The most significant impact of NIL would be the sudden influx of cash flow to young players. According to The Associated Press, approximately $1.14 billion will be poured into athletes, and NFL’s Opendorse projected that almost half of it would be spent on football.
Not all players can access NIL. Landing a NIL deal means that a player has proven they have the abilities, enough influence, and off-field exposure.
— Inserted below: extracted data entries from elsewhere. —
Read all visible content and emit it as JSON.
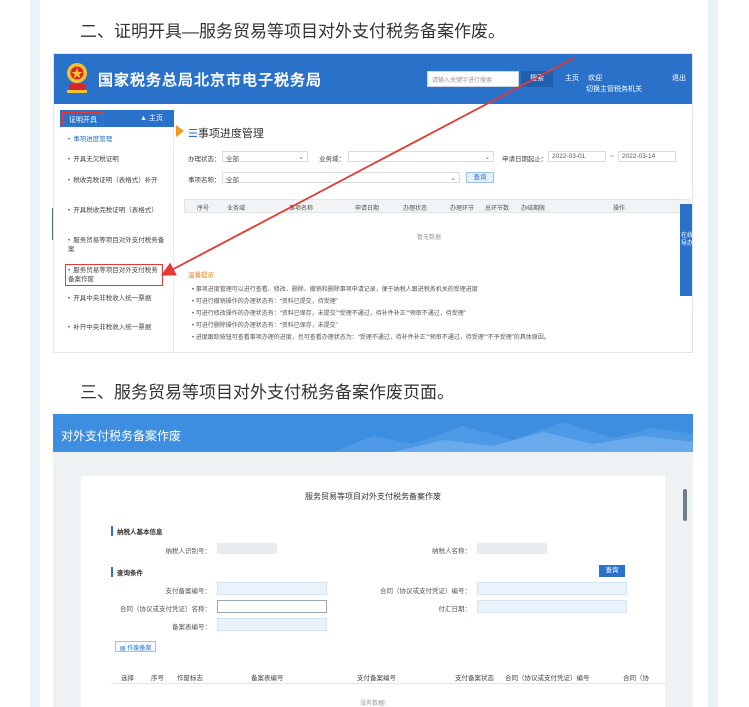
{
  "article": {
    "heading_1": "二、证明开具—服务贸易等项目对外支付税务备案作废。",
    "heading_2": "三、服务贸易等项目对外支付税务备案作废页面。"
  },
  "portal": {
    "title": "国家税务总局北京市电子税务局",
    "emblem_icon": "tax-emblem-icon",
    "header_search_placeholder": "请输入关键字进行搜索",
    "header_search_button": "搜索",
    "home_link": "主页",
    "welcome_text": "欢迎",
    "switch_tax_authority": "切换主管税务机关",
    "exit_link": "退出",
    "colors": {
      "header_blue": "#2a72c9",
      "highlight_red": "#e53935"
    }
  },
  "sidebar": {
    "tab_label": "证明开具",
    "home_label": "主页",
    "items": [
      {
        "label": "事项进度管理",
        "active": true
      },
      {
        "label": "开具无欠税证明"
      },
      {
        "label": "税收完税证明（表格式）补开"
      },
      {
        "label": "开具税收完税证明（表格式）"
      },
      {
        "label": "服务贸易等项目对外支付税务备案"
      },
      {
        "label": "服务贸易等项目对外支付税务备案作废",
        "highlighted": true
      },
      {
        "label": "开具中央非税收入统一票据"
      },
      {
        "label": "补开中央非税收入统一票据"
      }
    ]
  },
  "progress_page": {
    "title": "事项进度管理",
    "filters": {
      "status_label": "办理状态：",
      "status_value": "全部",
      "business_label": "业务域：",
      "business_value": "",
      "date_label": "申请日期起止：",
      "date_from": "2022-03-01",
      "date_sep": "~",
      "date_to": "2022-03-14",
      "item_label": "事项名称：",
      "item_value": "全部",
      "query_button": "查询"
    },
    "table_headers": [
      "序号",
      "业务域",
      "事项名称",
      "申请日期",
      "办理状态",
      "办理环节",
      "总环节数",
      "办结期限",
      "操作"
    ],
    "empty_text": "暂无数据",
    "tips_title": "温馨提示",
    "tips": [
      "事项进度管理可以进行查看、修改、删除、撤销和删除事项申请记录，便于纳税人跟进税务机关的受理进度",
      "可进行撤销操作的办理状态有：“资料已提交，待受理”",
      "可进行修改操作的办理状态有：“资料已保存，未提交”“受理不通过，待补件补正”“预审不通过，待受理”",
      "可进行删除操作的办理状态有：“资料已保存，未提交”",
      "进度跟踪按钮可查看事项办理的进度，也可查看办理状态为：“受理不通过，待补件补正”“预审不通过，待受理”“不予受理”的具体原因。"
    ],
    "float_service": "在线导办"
  },
  "cancel_page": {
    "header_title": "对外支付税务备案作废",
    "form_title": "服务贸易等项目对外支付税务备案作废",
    "taxpayer_section": "纳税人基本信息",
    "taxpayer_id_label": "纳税人识别号：",
    "taxpayer_name_label": "纳税人名称：",
    "query_section": "查询条件",
    "query_button": "查询",
    "payment_record_no_label": "支付备案编号：",
    "contract_no_label": "合同（协议或支付凭证）编号：",
    "contract_name_label": "合同（协议或支付凭证）名称：",
    "payment_date_label": "付汇日期：",
    "record_form_no_label": "备案表编号：",
    "void_record_button": "作废备案",
    "table_headers": [
      "选择",
      "序号",
      "作废标志",
      "备案表编号",
      "支付备案编号",
      "支付备案状态",
      "合同（协议或支付凭证）编号",
      "合同（协"
    ],
    "empty_text": "没有数据!"
  }
}
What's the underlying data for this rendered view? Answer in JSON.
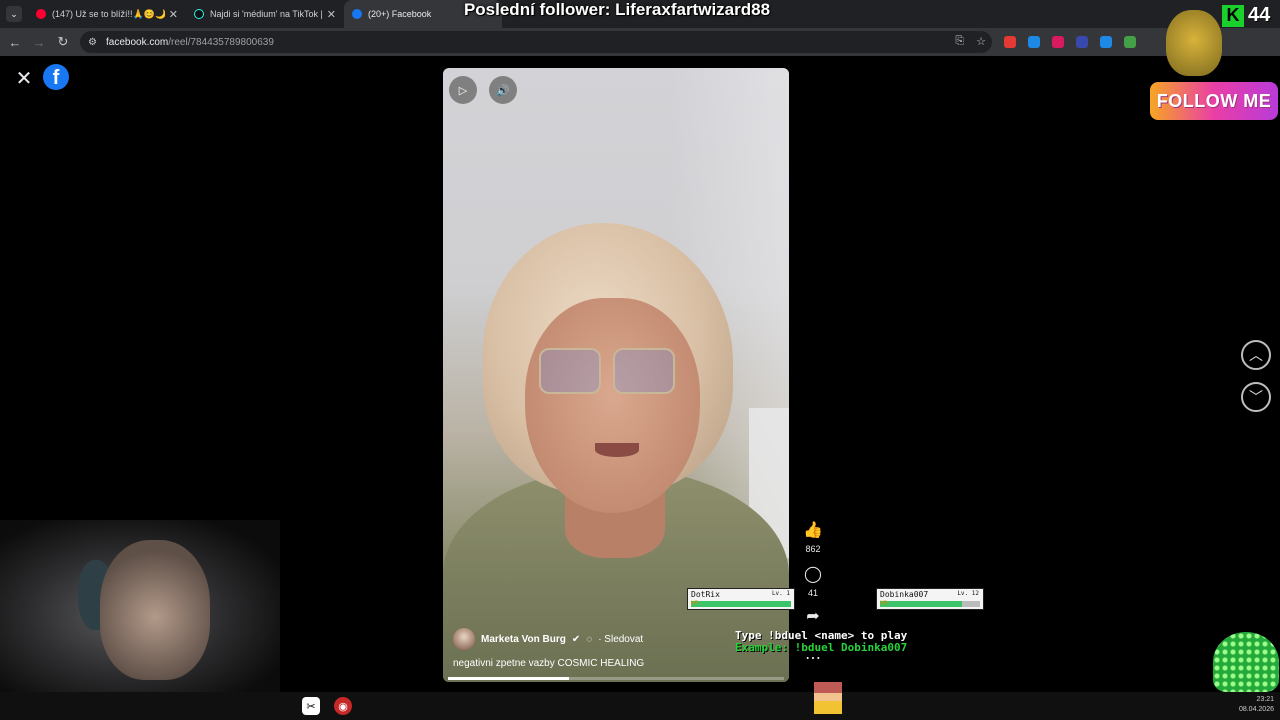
{
  "browser": {
    "tabs": [
      {
        "title": "(147) Už se to blíží!!🙏😊🌙 #co",
        "favicon": "youtube-icon",
        "color": "#ff0033"
      },
      {
        "title": "Najdi si 'médium' na TikTok | H",
        "favicon": "tiktok-icon",
        "color": "#111111"
      },
      {
        "title": "(20+) Facebook",
        "favicon": "facebook-icon",
        "color": "#1877f2"
      }
    ],
    "url": {
      "domain": "facebook.com",
      "path": "/reel/784435789800639"
    },
    "extensions": [
      "#e53935",
      "#1e88e5",
      "#d81b60",
      "#3949ab",
      "#1e88e5",
      "#43a047",
      "#00c853"
    ]
  },
  "overlay": {
    "headline": "Poslední follower: Liferaxfartwizard88",
    "follower_count": "44",
    "follow_label": "FOLLOW ME",
    "k_mark": "K"
  },
  "reel": {
    "author": "Marketa Von Burg",
    "follow_label": "· Sledovat",
    "caption": "negativni zpetne vazby COSMIC HEALING",
    "progress": 0.36,
    "likes": "862",
    "comments": "41"
  },
  "game": {
    "player1": {
      "name": "DotRix",
      "level": "Lv. 1",
      "hp": 1.0
    },
    "player2": {
      "name": "Dobinka007",
      "level": "Lv. 12",
      "hp": 0.82
    },
    "hp_tag": "HP:",
    "instruction": "Type !bduel <name> to play",
    "example": "Example: !bduel Dobinka007"
  },
  "taskbar": {
    "time": "23:21",
    "date": "08.04.2026"
  }
}
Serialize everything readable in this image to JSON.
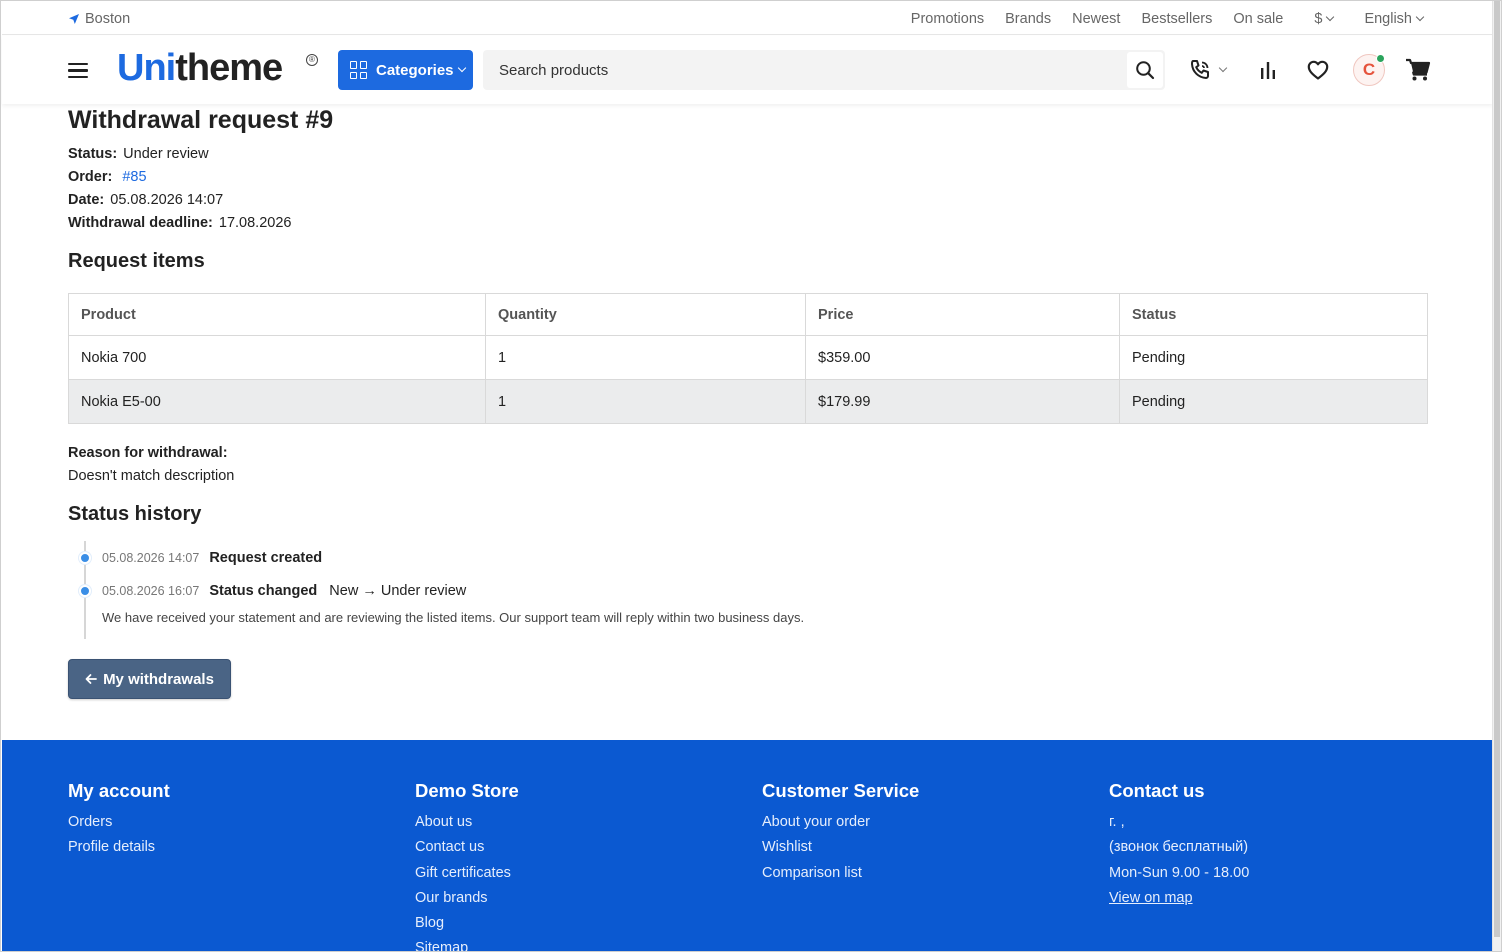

These deals also came from contracts such as endorsements from businesses.
Stroud inked a deal with Sarchione Auto Gallery, while Alabama outside linebacker Will Anderson, touted to be among the best OLs, signed a deal that would allow him to drive a $120,000 Porsche Cayenne GTS.
A third-party collective at Ohio State has raised over $500,000 for the program's players, including Stroud, running back TreVeyon Henderson, wide receiver Jaxon Smith-Njigba, and cornerback Denzel Burke.
“Having an opportunity to change other peoples' lives, that's what's cool about NIL,” said Penn State Nittany Lions quarterback Sean Clifford, who founded Limitless NIL, an agency established to help fellow athletes.
“It's not what we're doing or what I'm doing, it's about what Ji'Ayir came from to now where he's at, being able to impact a dude like that. And I'm proud to be able to say he was our first guy to jump on board."